Government to Switch Off Analogue TV by 2013, and This Time They’re Serious

NEC_headon_Stand_300.jpgCommunications Minister Stephen Conroy has just announced a $37.9 million dollar plan to get us to all switch off our analogue TV sets by the end of 2013 and move to 100% digital reception.

That money is going to market research ($4.8 million), a taskforce to co-ordinate the switch ($16.9 million), developing a “digital-ready” logo for equipment ($6.7 million), research into digital reception on shared antennas ($1 million), and the remaining $8.5 million will go to ACMA (The Australian Communications and Media Authority) for evaluation of digital transmission and reception.

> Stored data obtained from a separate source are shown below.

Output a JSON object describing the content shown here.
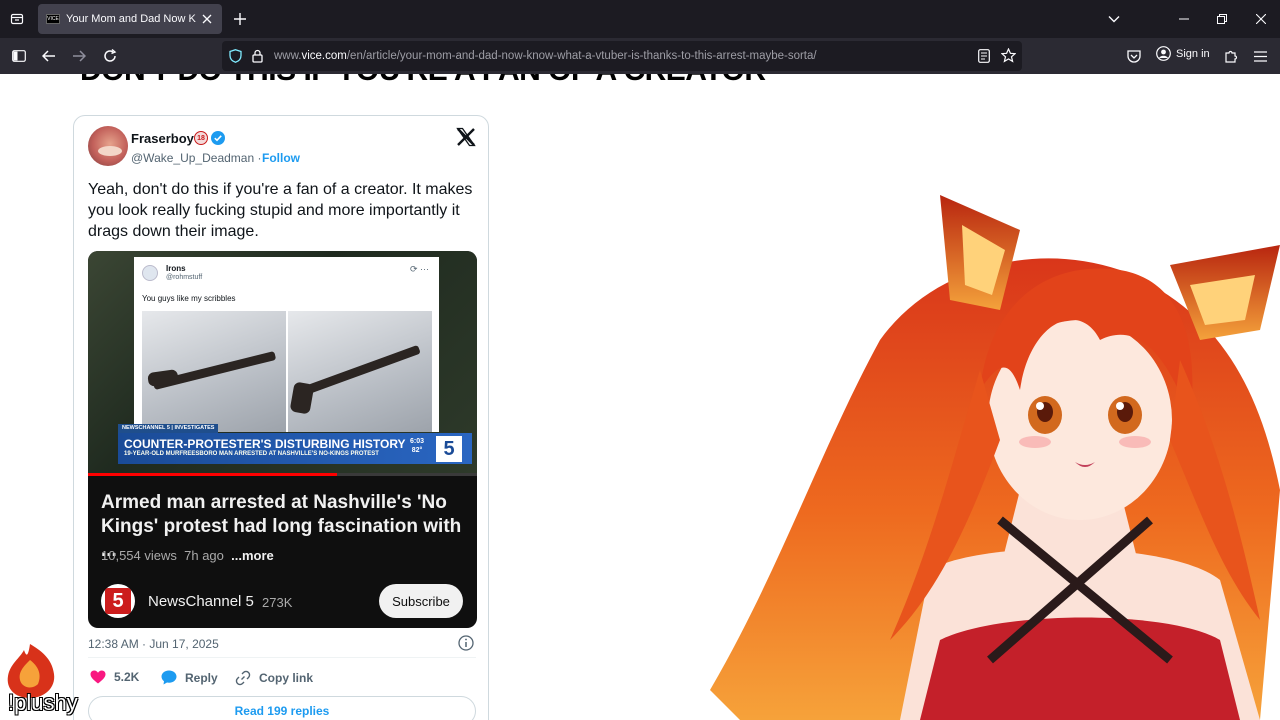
{
  "browser": {
    "tab": {
      "title": "Your Mom and Dad Now Know"
    },
    "url": {
      "prefix": "www.",
      "host": "vice.com",
      "path": "/en/article/your-mom-and-dad-now-know-what-a-vtuber-is-thanks-to-this-arrest-maybe-sorta/"
    },
    "sign_in_label": "Sign in"
  },
  "article": {
    "heading_partial": "DON'T DO THIS IF YOU'RE A FAN OF A CREATOR"
  },
  "tweet": {
    "author_name": "Fraserboy",
    "badge_text": "18",
    "handle": "@Wake_Up_Deadman",
    "follow_label": "Follow",
    "text": "Yeah, don't do this if you're a fan of a creator. It makes you look really fucking stupid and more importantly it drags down their image.",
    "timestamp": "12:38 AM · Jun 17, 2025",
    "likes": "5.2K",
    "reply_label": "Reply",
    "copy_link_label": "Copy link",
    "read_replies_label": "Read 199 replies",
    "embed": {
      "screenshot": {
        "name": "Irons",
        "handle": "@rohmstuff",
        "text": "You guys like my scribbles"
      },
      "chyron_tag": "NEWSCHANNEL 5 | INVESTIGATES",
      "chyron_main": "COUNTER-PROTESTER'S DISTURBING HISTORY",
      "chyron_sub": "19-YEAR-OLD MURFREESBORO MAN ARRESTED AT NASHVILLE'S NO-KINGS PROTEST",
      "chyron_time": "6:03",
      "chyron_temp": "82°",
      "chyron_logo": "5",
      "progress_fraction": 0.64,
      "title": "Armed man arrested at Nashville's 'No Kings' protest had long fascination with ...",
      "views": "10,554 views",
      "age": "7h ago",
      "more_label": "...more",
      "channel_logo": "5",
      "channel_name": "NewsChannel 5",
      "subscribers": "273K",
      "subscribe_label": "Subscribe"
    }
  },
  "overlay": {
    "plushy_label": "!plushy"
  },
  "colors": {
    "tab_bar": "#1c1b22",
    "nav_bar": "#2b2a33",
    "twitter_blue": "#1d9bf0",
    "like_pink": "#f91880",
    "youtube_dark": "#0f0f0f",
    "hair_orange": "#e8541c"
  }
}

Conroy is likening the move to digital TV to the 1966 switch to decimal currently. Of course, if you think it’s weird that he’s talking like this now, you’re not alone. There’s a definite sense of déjà vu here.

The original plan for digital television in Australia was to have us 100% digital by the end of this year, at which point analogue TV would be switched off and the analogue spectrum returned to the government. Of course, even as early as 2005, it was pretty clear that wasn’t going to happen. TVs with integrated digital tuners were glacially slow to appear, and people were disinclined to throw their old TV out until it broke. And few people were much interested in another set-top box in their loungeroom.

So the deadline has been pushed back and pushed back, with a new initiative to promote digital TV every few years. The current deadline is five years later than the original deadline, and I wouldn’t be surprised if there are even more deadline extensions.